Method 3: space for time

"""
Method Three: space for time

Core idea: build an auxiliary stack to record linked list data items, traverse linked list,
1. If the data item of the current node is in the auxiliary stack, delete the node.
2. If the current node data item is not in the auxiliary stack, the node data item
 Perform the stack operation
 3. Continue to traverse until the end of the traverse.
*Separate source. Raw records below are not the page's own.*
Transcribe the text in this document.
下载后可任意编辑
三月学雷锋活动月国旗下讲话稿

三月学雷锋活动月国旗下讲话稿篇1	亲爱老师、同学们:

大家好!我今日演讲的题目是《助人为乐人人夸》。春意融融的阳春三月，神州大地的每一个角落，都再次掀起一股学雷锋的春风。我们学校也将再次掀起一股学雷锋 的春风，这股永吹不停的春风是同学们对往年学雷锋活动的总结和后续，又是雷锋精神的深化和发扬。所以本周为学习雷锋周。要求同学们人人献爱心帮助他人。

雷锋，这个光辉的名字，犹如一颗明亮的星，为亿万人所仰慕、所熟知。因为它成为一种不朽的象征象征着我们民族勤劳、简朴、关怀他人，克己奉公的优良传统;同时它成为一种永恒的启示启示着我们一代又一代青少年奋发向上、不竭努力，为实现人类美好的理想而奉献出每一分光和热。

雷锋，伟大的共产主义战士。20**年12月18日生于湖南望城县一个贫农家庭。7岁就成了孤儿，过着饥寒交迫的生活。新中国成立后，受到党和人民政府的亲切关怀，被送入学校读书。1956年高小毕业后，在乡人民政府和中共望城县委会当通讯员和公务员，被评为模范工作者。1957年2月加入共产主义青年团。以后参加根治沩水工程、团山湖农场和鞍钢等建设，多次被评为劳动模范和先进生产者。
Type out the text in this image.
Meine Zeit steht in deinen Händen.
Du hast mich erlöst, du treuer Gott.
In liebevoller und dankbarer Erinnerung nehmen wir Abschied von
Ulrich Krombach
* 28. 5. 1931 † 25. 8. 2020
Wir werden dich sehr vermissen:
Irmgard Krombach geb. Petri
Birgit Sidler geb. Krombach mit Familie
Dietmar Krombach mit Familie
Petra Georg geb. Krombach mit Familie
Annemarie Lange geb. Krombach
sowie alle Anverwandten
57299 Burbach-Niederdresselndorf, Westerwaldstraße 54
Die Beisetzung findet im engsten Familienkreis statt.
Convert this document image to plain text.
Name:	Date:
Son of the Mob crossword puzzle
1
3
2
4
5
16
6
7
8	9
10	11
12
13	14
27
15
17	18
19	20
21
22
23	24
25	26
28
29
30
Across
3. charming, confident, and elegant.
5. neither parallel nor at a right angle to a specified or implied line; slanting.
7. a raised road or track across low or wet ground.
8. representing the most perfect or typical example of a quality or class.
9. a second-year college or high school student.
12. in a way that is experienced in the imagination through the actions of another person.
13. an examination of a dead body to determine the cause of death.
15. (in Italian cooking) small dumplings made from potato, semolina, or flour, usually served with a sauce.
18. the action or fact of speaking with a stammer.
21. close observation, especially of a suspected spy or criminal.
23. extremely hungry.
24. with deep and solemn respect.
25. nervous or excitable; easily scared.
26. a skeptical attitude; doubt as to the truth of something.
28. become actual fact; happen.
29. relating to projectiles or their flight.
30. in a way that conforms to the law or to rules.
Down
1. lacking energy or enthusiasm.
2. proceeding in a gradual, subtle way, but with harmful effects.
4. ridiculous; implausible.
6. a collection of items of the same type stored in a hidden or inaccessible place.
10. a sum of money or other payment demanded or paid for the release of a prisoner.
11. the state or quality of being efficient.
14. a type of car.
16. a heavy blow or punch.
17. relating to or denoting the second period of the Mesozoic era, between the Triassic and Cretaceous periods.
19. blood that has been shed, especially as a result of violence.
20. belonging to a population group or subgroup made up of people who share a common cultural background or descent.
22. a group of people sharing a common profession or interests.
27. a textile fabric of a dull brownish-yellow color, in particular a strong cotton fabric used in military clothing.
Auxiliary stack optional data types: primitive, list, dictionary, set
 The search time complexity of dictionary and collection is O(1), and there is hash table inside the dictionary.
(hash function + hash conflict table), so the search time complexity is O(1).
The internal implementation of collections in Python is a dictionary, so the time complexity of searching is also O(1).

Time complexity: O(N)
Space complexity: O(N)
"""

Code

def remove_duplicates_three(head):
    """
    :type head: ListNode
    :rtype: ListNode
    """
    if not head.next:  # Empty list or traverse to the last node
        return head  # Return to the header node or start backtracking
    run_node = head.next.next  # Starting from the second node (because the first node must not have the problem of repetition)
    pre_node = head.next  # Record the first node, and then make the precursor node.
    dict_all = {pre_node.data: "node"}  # Directly add the first node data item to the dictionary, and give any key value to
    while run_node:  # Traversing linked list
        if run_node.data in dict_all:  # Judge whether the current traversal node value is in the dictionary
            pre_node.next = run_node.next  # Delete duplicate node (make the next of current node point to the next of duplicate node)
        else:  # If it is not in the dictionary, it will be pushed in the stack and the predecessor node will be moved backward.
            dict_all[run_node.data] = "node"
            pre_node = run_node
        run_node = run_node.next  # Backward moving traversal
    # print(dict_all)
    return head  # Return the current sub chain header node

Test code

# Of course, there may be other ways, such as building an auxiliary list
# You are welcome to say what you think

# Program entry, test function functions
if __name__ == "__main__":
    s0 = ListOperation()  # Initializing a basic operation object instance of linked list
    list_data = [1, 2, 3, 4, 2, 3, 9, 1]  # Initialization data of linked list
    head = s0.init_list(list_data)  # Initializing linked list, leading node
    s0.ergodic_list(head)  # Traverse print list before reversing
    # head = remove_duplicates_one(head)  # Test method 1: reverse chain list
    # head = remove_duplicates_two(head)  # Test method 2: reverse chain list
    head = remove_duplicates_three(head)  # Test method 3: reverse chain list
    print("---------------------")
    s0.ergodic_list(head)  # After reversal, traverse the print list

The code idea of this article comes from the book "Python programmer interview manual". Some of the code in the book has problems, which has been modified and added with rich comments for your study. Later, I will open source all the content to Github, including code, ideas, calculation diagrams (hand drawing or computer drawing). If there is enough time, I will record video.
I hope you can support me a lot.

Hello everyone, I'm the old watch
If you think this article is good, forward, leave a message and click like are the biggest support for me.